Who remembers shopping shows from the 80s and 90s? As other old-school marketing methods like direct mail marketing have made somewhat of a comeback, we think live shopping could be the next big thing.
This time, live shopping will be highly-interactive streaming events pioneered by brands and influencers, where people can buy products on their phones. It’s already hugely popular in China, so we think it’s likely that a mass retailer will try this in the near future.
10. Alternative pickup points will improve the delivery experience.
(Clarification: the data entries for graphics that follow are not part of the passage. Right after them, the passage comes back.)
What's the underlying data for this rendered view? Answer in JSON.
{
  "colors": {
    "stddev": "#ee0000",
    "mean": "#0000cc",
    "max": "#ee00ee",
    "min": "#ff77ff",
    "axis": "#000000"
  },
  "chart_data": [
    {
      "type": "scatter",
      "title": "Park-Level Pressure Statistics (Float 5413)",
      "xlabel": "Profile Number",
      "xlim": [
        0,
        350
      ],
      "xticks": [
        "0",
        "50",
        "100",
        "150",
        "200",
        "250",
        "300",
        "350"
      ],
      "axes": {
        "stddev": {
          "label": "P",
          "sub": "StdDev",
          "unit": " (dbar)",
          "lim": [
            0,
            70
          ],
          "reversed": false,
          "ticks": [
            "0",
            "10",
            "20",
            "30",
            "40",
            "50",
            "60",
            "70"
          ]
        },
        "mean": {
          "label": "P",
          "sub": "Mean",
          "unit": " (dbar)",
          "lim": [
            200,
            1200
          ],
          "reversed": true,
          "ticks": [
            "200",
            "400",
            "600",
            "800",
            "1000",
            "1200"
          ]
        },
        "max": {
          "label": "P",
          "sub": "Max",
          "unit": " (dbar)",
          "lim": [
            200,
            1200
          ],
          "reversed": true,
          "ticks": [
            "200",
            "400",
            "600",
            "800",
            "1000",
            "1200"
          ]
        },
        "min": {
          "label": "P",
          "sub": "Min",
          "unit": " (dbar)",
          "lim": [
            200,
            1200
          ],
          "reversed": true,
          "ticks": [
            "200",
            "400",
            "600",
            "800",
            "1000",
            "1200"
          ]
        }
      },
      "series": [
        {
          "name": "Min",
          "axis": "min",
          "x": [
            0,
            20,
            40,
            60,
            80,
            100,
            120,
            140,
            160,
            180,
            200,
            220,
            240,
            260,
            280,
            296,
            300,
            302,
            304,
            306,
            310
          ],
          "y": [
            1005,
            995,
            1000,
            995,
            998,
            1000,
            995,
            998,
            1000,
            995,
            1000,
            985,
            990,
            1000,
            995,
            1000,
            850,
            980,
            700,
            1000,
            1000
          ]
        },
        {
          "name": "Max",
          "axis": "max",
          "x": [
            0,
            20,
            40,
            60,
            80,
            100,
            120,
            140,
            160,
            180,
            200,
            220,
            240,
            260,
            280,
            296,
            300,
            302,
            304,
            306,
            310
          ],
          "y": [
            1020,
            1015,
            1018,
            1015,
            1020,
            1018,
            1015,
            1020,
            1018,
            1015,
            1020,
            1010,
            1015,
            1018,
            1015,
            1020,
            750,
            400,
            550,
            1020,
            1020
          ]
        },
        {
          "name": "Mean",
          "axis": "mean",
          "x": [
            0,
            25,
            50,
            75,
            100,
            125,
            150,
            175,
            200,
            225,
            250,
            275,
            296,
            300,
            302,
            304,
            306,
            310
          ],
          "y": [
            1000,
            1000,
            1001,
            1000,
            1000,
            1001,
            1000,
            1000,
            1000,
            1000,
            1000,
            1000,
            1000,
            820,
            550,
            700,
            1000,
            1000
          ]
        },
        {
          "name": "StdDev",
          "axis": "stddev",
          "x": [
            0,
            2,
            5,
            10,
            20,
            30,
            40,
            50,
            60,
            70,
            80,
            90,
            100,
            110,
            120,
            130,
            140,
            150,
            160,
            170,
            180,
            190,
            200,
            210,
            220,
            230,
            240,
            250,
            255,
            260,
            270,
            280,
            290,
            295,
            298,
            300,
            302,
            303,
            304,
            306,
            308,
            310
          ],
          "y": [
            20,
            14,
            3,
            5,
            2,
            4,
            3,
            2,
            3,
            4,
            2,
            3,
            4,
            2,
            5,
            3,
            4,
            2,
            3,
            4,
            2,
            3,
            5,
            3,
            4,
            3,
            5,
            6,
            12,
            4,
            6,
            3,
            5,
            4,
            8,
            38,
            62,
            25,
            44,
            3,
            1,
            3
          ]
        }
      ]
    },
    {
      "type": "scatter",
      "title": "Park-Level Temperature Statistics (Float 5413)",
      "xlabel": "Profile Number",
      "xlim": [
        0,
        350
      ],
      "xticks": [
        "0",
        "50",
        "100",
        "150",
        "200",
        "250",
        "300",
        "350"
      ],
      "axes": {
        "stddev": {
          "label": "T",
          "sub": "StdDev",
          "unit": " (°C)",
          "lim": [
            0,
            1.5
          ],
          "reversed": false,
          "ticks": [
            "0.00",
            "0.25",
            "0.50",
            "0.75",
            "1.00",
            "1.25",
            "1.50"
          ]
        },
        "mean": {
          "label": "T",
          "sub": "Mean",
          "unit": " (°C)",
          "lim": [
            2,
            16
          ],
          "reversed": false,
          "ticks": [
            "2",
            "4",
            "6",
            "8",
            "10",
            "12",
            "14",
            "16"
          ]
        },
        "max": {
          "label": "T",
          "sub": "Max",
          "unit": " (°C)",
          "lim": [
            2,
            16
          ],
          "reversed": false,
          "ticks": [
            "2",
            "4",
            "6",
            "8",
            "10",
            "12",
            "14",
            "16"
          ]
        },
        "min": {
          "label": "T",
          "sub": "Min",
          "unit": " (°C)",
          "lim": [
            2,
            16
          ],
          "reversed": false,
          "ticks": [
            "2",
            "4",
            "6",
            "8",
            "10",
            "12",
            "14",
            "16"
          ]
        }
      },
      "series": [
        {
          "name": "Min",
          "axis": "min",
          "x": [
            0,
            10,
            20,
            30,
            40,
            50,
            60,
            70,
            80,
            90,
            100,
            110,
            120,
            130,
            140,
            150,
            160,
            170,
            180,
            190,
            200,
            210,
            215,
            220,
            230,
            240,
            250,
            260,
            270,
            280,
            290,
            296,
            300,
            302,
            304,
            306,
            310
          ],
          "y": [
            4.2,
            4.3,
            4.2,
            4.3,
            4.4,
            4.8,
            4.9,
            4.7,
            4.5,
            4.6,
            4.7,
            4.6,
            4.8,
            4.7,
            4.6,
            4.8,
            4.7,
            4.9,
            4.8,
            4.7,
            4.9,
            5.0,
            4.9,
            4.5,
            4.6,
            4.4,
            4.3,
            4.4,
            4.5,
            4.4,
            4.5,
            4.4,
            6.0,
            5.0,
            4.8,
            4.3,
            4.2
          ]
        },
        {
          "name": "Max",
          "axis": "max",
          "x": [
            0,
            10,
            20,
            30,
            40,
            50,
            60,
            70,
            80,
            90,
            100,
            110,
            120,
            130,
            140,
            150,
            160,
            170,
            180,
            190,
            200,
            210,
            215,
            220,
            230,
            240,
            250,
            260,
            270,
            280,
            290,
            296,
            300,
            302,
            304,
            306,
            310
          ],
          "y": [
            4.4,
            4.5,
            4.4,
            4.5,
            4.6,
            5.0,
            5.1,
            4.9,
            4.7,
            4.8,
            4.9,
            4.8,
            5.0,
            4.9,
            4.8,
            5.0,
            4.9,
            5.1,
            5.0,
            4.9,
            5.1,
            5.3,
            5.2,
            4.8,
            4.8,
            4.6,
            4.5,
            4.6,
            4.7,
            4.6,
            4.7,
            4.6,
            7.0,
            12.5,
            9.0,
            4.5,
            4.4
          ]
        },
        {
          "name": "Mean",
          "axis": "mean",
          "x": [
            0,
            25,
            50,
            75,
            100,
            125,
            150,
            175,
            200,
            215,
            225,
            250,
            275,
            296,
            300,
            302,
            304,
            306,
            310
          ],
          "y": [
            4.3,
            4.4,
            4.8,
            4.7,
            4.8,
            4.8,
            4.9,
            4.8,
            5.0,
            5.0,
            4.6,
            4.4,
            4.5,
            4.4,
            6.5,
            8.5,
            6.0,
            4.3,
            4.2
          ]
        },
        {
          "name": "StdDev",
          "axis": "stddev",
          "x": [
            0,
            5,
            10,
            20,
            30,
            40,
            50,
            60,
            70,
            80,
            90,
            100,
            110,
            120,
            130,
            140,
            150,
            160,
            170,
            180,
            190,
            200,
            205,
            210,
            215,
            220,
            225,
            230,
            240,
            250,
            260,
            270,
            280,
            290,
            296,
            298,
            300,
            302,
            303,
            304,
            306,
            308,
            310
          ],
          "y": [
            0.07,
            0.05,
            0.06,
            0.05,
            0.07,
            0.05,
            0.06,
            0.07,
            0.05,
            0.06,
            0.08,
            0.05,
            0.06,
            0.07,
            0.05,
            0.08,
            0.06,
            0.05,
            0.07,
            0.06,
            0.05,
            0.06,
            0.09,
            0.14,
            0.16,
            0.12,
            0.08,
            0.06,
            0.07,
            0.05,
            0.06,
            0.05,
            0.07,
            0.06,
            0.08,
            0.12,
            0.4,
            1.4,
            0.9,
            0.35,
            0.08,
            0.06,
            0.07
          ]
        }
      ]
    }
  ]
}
Ordering online these days is usually super convenient, but the post-purchase experience often lets retailers down. Many working professionals can’t be at home to receive packages during the day, and leaving packages lying around attracts so-called porch piracy. Moreover, larger merchants find themselves frustrated when shipping companies like UPS and FedEx cannot handle the volume of packages.
Could lockers and alternative pickup points provide a helpful alternative?
For low-margin businesses like grocery stores and gas stations, delivery partnerships open up a new stream of revenue. For Amazon & co, it could be an opportunity to branch out into new areas of business–think Amazon Gas and Charging Stations.
Bizarre-r things have happened.
Going into 2023, expect to see an increase in alternative pickup points, as customers demand more convenience and retailers require more flexibility.